Des excréments envoyés par la poste

TROIS-RIVIÈRES — Une femme de 63 ans a bénéficié d’une mesure judiciaire qui l’obligera à garder la paix pendant un an pour avoir envoyé des matières fécales à une employée du gouvernement.

Les événements qui lui sont reprochés sont survenus en août dernier en Mauricie. Cette dame avait un différend avec une employée du Curateur public en lien avec une personne qu’elle hébergeait. La situation a de toute évidence dégénéré puisque par frustration et colère, cette femme a fait parvenir à l’employée une petite quantité d’excréments qu’elle avait pris soin de prélever. Le colis avait été envoyé via le service de Postes Canada en août dernier.

Une plainte a été portée, ce qui a donné lieu au dépôt d’accusations, c’est-à-dire avoir utilisé la poste pour transmettre quelque chose d’obscène, indécent, injurieux ou grossier et de harcèlement criminel.

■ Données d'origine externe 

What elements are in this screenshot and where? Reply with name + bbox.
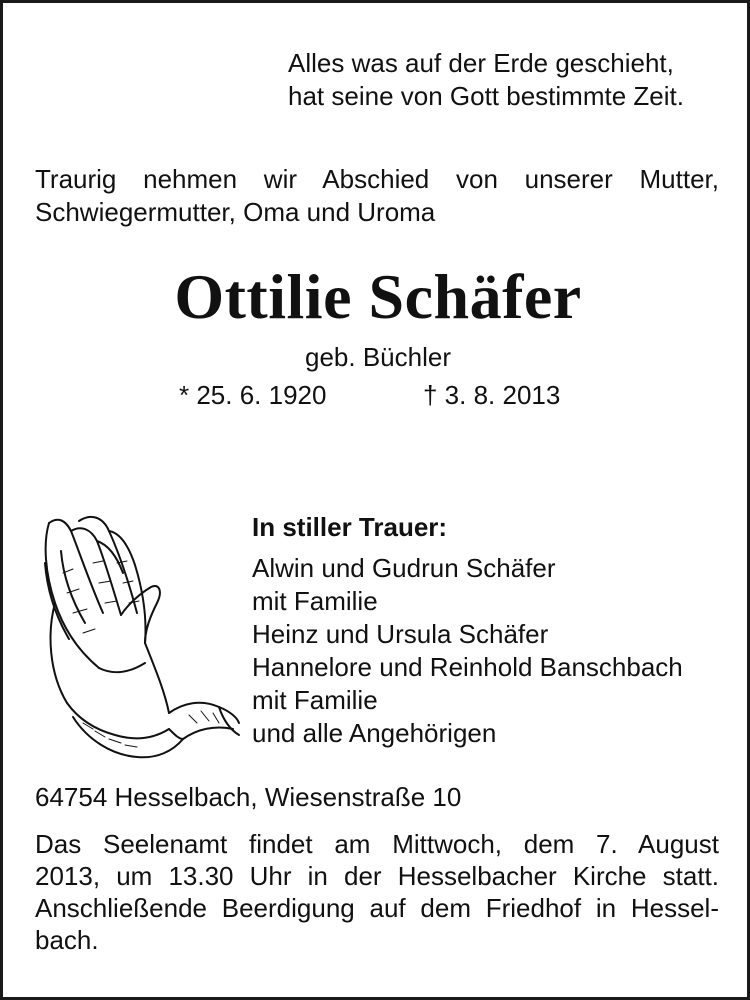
- birth-date: * 25. 6. 1920: [179, 380, 327, 410]
- mourner-line: Hannelore und Reinhold Banschbach: [252, 652, 683, 682]
- mourners-block: [252, 511, 683, 750]
- mourner-line: Heinz und Ursula Schäfer: [252, 619, 549, 649]
- service-line: Das Seelenamt findet am Mittwoch, dem 7. August: [35, 829, 719, 859]
- mourner-line: Alwin und Gudrun Schäfer: [252, 553, 556, 583]
- mourners-heading: In stiller Trauer:: [252, 512, 448, 542]
- service-line: bach.: [35, 925, 99, 955]
- deceased-name: Ottilie Schäfer: [174, 261, 582, 332]
- praying-hands-icon: [33, 503, 243, 763]
- quote-line-1: Alles was auf der Erde geschieht,: [288, 48, 674, 78]
- mourner-line: mit Familie: [252, 685, 378, 715]
- mourner-line: und alle Angehörigen: [252, 718, 497, 748]
- service-line: 2013, um 13.30 Uhr in der Hesselbacher Kirche statt.: [35, 861, 719, 891]
- bible-quote: [288, 47, 684, 113]
- funeral-service-info: [35, 828, 719, 956]
- death-date: † 3. 8. 2013: [423, 380, 561, 410]
- family-address: 64754 Hesselbach, Wiesenstraße 10: [35, 782, 462, 812]
- service-line: Anschließende Beerdigung auf dem Friedhof in Hessel-: [35, 893, 719, 923]
- intro-line-1: Traurig nehmen wir Abschied von unserer Mutter,: [35, 164, 719, 194]
- maiden-name: geb. Büchler: [305, 342, 451, 372]
- quote-line-2: hat seine von Gott bestimmte Zeit.: [288, 81, 684, 111]
- intro-line-2: Schwiegermutter, Oma und Uroma: [35, 197, 436, 227]
- intro-text: [35, 163, 719, 229]
- mourner-line: mit Familie: [252, 586, 378, 616]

Au terme de discussions entre la procureure de la Couronne, Me Martine Tessier, et l’avocate de la défense, Me Corinne Tremblay, de l’aide juridique à Trois-Rivières, la dame a bénéficié d’un acquittement sur les chefs initialement portés mais a dû accepter de signer un engagement 810 en vertu du Code criminel. Dans le cadre de cet engagement, la contrevenante a reconnu formellement que la victime pouvait avoir des raisons de craindre pour sa sécurité.

En d’autres mots, cet engagement implique l’arrêt de la poursuite contre elle en autant qu’elle respecte quelques conditions pendant la prochaine année. Il lui sera notamment interdit de troubler l’ordre public, d’avoir des armes en sa possession, de communiquer avec la victime et de se rendre à sa résidence ou à son lieu de travail.

L’article 810 est souvent utilisé dans des cas de violence conjugale, menaces et harcèlement criminel. Par le biais de cette mesure, l’accusé ne plaide pas coupable et n’est pas reconnu coupable, d’où l’absence d’un dossier judiciaire si les conditions sont respectées.